– Дэвид! – закричала я, но в этом не было необходимости. Он мчался, перепрыгивая через куски цемента и щебенку, по направлению к нам. Запрыгнув на спину к ифриту, он начал откручивать ей голову с бешеной силой.
Она, в свою очередь, не то чтобы повернулась к нему – на том, что казалось ее спиной, выросли зубы, вытянулись руки с когтями на концах. Она вцепилась в Дэвида, и я ощутила, как мое тело вибрирует в агонии так же, как и его. Я покачнулась и упала на колени.
– Рэйчел, нет!
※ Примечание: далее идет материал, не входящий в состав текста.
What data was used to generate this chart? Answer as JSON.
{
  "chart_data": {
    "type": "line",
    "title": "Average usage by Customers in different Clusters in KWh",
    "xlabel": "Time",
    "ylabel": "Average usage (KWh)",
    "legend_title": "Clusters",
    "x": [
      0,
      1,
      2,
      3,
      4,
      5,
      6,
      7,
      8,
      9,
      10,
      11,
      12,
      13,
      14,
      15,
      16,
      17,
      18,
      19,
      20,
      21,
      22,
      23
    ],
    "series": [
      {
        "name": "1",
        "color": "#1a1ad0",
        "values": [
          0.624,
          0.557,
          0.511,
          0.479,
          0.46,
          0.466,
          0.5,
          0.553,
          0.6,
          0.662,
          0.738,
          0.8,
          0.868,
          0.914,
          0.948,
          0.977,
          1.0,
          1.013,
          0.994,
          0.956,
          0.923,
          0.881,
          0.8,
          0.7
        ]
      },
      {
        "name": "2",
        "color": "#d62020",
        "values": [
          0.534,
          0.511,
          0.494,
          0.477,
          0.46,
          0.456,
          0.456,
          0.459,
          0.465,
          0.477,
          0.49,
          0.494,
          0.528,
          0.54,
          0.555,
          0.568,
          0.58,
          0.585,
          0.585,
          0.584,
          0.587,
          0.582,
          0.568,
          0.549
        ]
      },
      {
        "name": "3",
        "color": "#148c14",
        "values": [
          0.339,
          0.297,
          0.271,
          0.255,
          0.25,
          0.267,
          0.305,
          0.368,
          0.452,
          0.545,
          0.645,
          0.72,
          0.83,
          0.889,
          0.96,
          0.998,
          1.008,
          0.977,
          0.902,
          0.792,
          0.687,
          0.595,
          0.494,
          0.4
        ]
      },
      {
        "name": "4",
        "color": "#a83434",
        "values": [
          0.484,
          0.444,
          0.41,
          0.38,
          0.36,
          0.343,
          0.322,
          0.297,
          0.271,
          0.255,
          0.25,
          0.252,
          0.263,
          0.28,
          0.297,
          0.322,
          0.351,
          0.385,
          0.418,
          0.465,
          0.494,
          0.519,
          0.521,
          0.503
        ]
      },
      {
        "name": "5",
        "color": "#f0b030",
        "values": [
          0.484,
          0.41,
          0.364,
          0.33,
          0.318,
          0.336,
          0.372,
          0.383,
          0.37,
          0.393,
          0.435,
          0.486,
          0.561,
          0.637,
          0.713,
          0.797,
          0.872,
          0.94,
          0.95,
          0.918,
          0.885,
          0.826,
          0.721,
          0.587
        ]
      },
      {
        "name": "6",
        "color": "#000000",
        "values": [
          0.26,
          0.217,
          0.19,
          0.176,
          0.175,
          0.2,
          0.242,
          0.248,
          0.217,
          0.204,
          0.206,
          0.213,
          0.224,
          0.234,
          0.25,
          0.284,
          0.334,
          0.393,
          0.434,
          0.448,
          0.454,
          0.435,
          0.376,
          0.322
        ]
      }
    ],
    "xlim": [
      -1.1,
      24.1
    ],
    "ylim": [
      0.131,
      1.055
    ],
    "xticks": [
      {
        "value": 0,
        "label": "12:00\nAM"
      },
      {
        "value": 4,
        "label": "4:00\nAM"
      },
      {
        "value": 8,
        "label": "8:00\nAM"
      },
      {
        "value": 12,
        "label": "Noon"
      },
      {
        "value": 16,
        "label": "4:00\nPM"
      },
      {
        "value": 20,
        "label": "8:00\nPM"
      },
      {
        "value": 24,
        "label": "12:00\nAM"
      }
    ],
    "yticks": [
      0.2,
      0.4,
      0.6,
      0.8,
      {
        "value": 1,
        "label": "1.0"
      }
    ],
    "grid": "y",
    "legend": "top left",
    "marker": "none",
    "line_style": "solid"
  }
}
Прекрати!
Она оказалась полностью неконтролируема в своем порыве добраться до вожделенной плоти.
Внезапно мои уши заложило, словно давление вокруг нас упало до крайней отметки.
Я наклонилась вперед, падая на пол, и услышала резкий крик Дэвида. Он пронесся по эфиру со звоном раскалывающегося колокола, и я поняла, что времени совсем не остается. Его разрывал на части ее неутолимый голод…
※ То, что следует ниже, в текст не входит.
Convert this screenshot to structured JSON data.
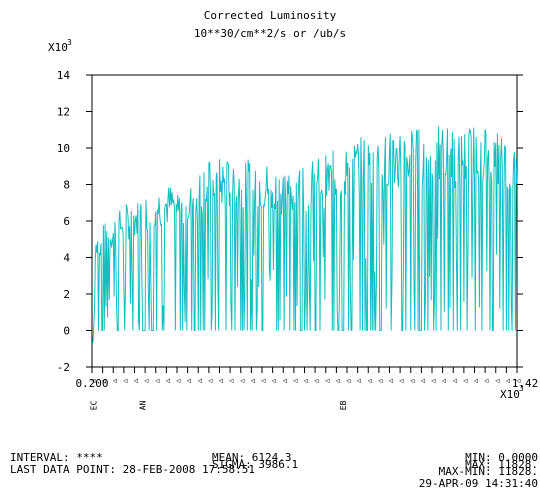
{
  "chart_data": {
    "type": "line",
    "title": "Corrected Luminosity",
    "subtitle": "10**30/cm**2/s or /ub/s",
    "y_multiplier_label": "X10",
    "y_multiplier_exp": "3",
    "x_multiplier_label": "X10",
    "x_multiplier_exp": "3",
    "ylim": [
      -2,
      14
    ],
    "yticks": [
      -2,
      0,
      2,
      4,
      6,
      8,
      10,
      12,
      14
    ],
    "xlim": [
      0.2,
      1.42
    ],
    "x_start_label": "0.200",
    "x_end_label": "1.42",
    "month_labels": [
      {
        "label": "DEC",
        "x": 0.205
      },
      {
        "label": "JAN",
        "x": 0.345
      },
      {
        "label": "FEB",
        "x": 0.92
      }
    ],
    "line_color": "#12bfbf",
    "envelope": {
      "x": [
        0.2,
        0.205,
        0.22,
        0.24,
        0.27,
        0.3,
        0.32,
        0.34,
        0.35,
        0.36,
        0.38,
        0.4,
        0.43,
        0.46,
        0.5,
        0.53,
        0.56,
        0.6,
        0.63,
        0.67,
        0.7,
        0.74,
        0.78,
        0.81,
        0.85,
        0.88,
        0.9,
        0.93,
        0.96,
        1.0,
        1.04,
        1.08,
        1.12,
        1.16,
        1.2,
        1.25,
        1.3,
        1.34,
        1.37,
        1.4,
        1.42
      ],
      "y": [
        3.2,
        5.3,
        5.5,
        6.0,
        6.5,
        7.0,
        7.2,
        7.2,
        7.5,
        7.6,
        7.9,
        8.0,
        8.1,
        7.8,
        8.5,
        9.3,
        9.5,
        9.4,
        9.2,
        9.6,
        9.3,
        9.0,
        9.1,
        9.3,
        9.5,
        9.7,
        10.0,
        10.3,
        10.6,
        10.8,
        11.0,
        11.1,
        11.2,
        11.0,
        11.3,
        11.0,
        11.4,
        11.3,
        11.0,
        10.4,
        9.6
      ]
    },
    "data_stats": {
      "mean": 6124.3,
      "sigma": 3986.1,
      "min": 0.0,
      "max": 11828.0
    }
  },
  "footer": {
    "interval": "INTERVAL: ****",
    "last_point": "LAST DATA POINT: 28-FEB-2008 17:58:51",
    "mean": "MEAN: 6124.3",
    "sigma": "SIGMA: 3986.1",
    "min": "MIN: 0.0000",
    "max": "MAX: 11828.",
    "maxmin": "MAX-MIN: 11828.",
    "timestamp": "29-APR-09 14:31:40"
  }
}
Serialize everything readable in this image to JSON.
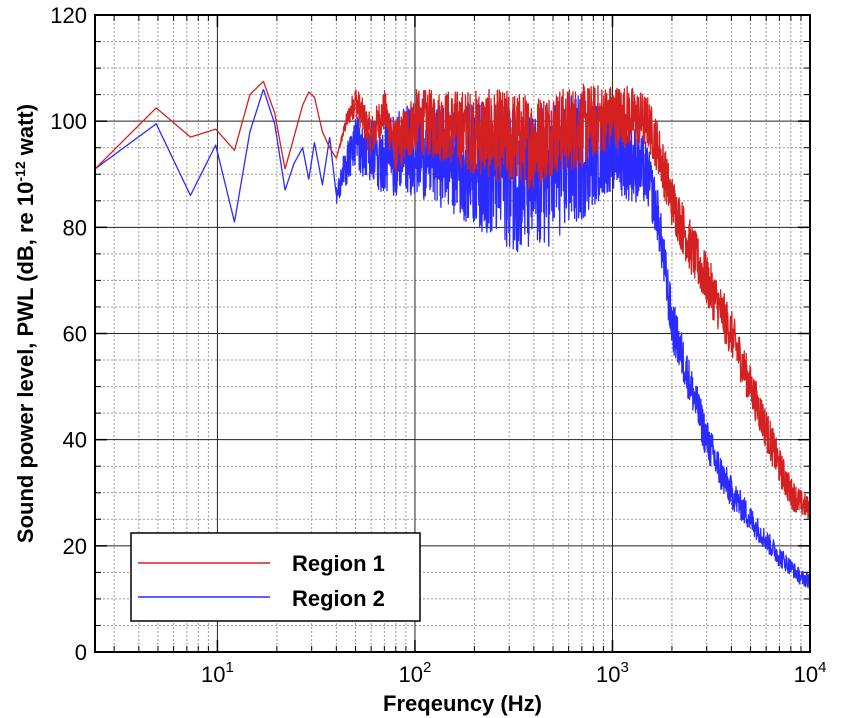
{
  "chart_data": {
    "type": "line",
    "xlabel": "Freqeuncy (Hz)",
    "ylabel_parts": [
      "Sound power level, PWL (dB, re 10",
      "-12",
      " watt)"
    ],
    "x_scale": "log",
    "xlim": [
      2.4,
      10000
    ],
    "ylim": [
      0,
      120
    ],
    "x_ticks": [
      {
        "base": "10",
        "exp": "1",
        "value": 10
      },
      {
        "base": "10",
        "exp": "2",
        "value": 100
      },
      {
        "base": "10",
        "exp": "3",
        "value": 1000
      },
      {
        "base": "10",
        "exp": "4",
        "value": 10000
      }
    ],
    "y_ticks": [
      "0",
      "20",
      "40",
      "60",
      "80",
      "100",
      "120"
    ],
    "grid": true,
    "legend": {
      "position": "bottom-left"
    },
    "series": [
      {
        "name": "Region 1",
        "color": "#d42020",
        "x": [
          2.4,
          4.9,
          7.3,
          9.8,
          12.2,
          14.6,
          17.1,
          19.5,
          22,
          24.4,
          27,
          29,
          31,
          34,
          37,
          40,
          45,
          50,
          60,
          70,
          80,
          100,
          150,
          200,
          300,
          400,
          500,
          700,
          800,
          1000,
          1200,
          1500,
          1700,
          2000,
          2500,
          3000,
          4000,
          5000,
          6000,
          7000,
          8000,
          9000,
          10000
        ],
        "y": [
          91,
          102.5,
          97,
          98.5,
          94.5,
          105,
          107.5,
          101.5,
          91,
          97,
          103,
          105.5,
          104.5,
          98,
          95,
          93,
          100,
          104,
          97,
          102,
          95,
          100,
          99,
          98,
          97,
          96,
          98,
          99,
          100,
          101,
          101,
          100,
          95,
          85,
          76,
          70,
          60,
          50,
          42,
          35,
          30,
          28,
          27
        ],
        "amp": [
          0,
          0,
          0,
          0,
          0,
          0,
          0,
          0,
          0,
          0,
          0,
          0,
          0,
          0,
          0,
          0,
          1.5,
          3,
          4,
          4,
          5,
          6,
          7,
          8,
          9,
          9,
          8,
          8,
          7,
          6,
          6,
          5,
          5,
          5,
          5,
          5,
          4.5,
          4,
          4,
          3.5,
          3,
          2.5,
          2
        ]
      },
      {
        "name": "Region 2",
        "color": "#2b2bff",
        "x": [
          2.4,
          4.9,
          7.3,
          9.8,
          12.2,
          14.6,
          17.1,
          19.5,
          22,
          24.4,
          27,
          29,
          31,
          34,
          37,
          40,
          45,
          50,
          60,
          70,
          80,
          100,
          150,
          200,
          300,
          400,
          500,
          700,
          800,
          1000,
          1200,
          1500,
          1700,
          2000,
          2500,
          3000,
          3500,
          4000,
          5000,
          6000,
          7000,
          8000,
          9000,
          10000
        ],
        "y": [
          91,
          99.5,
          86,
          95.5,
          81,
          98,
          106,
          99.5,
          87,
          92,
          95,
          89,
          96,
          88,
          97,
          86,
          92,
          96,
          94,
          93,
          94,
          95,
          93,
          92,
          90,
          88,
          91,
          93,
          94,
          95,
          93,
          90,
          82,
          62,
          50,
          40,
          34,
          30,
          25,
          21,
          18,
          16,
          14,
          13.5
        ],
        "amp": [
          0,
          0,
          0,
          0,
          0,
          0,
          0,
          0,
          0,
          0,
          0,
          0,
          0,
          0,
          0,
          2,
          4,
          5,
          6,
          7,
          8,
          9,
          10,
          12,
          14,
          14,
          14,
          12,
          10,
          8,
          8,
          6,
          5,
          5,
          4,
          4,
          3.5,
          3,
          2.5,
          2,
          2,
          1.5,
          1.5,
          1.5
        ]
      }
    ]
  }
}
Я не знала, сработает это или нет, но решила попытаться.
Вытянув в руке бутылку в качестве приманки, я начала произносить положенные в таком случае ритуальные слова:
– Рэйчел, повинуйся мне!
Ифрит с рычанием повернулся ко мне. Дэвид на полу истекал кровью. На самом деле это было физическое отображение эфирной энергии. К тому же он мог восстановить себя, пока в нем присутствовала сила.
Но выглядело это вполне реально. Он был мертвенно-бледным, трясущимся, медный огонек его огненных глаз медленно угасал.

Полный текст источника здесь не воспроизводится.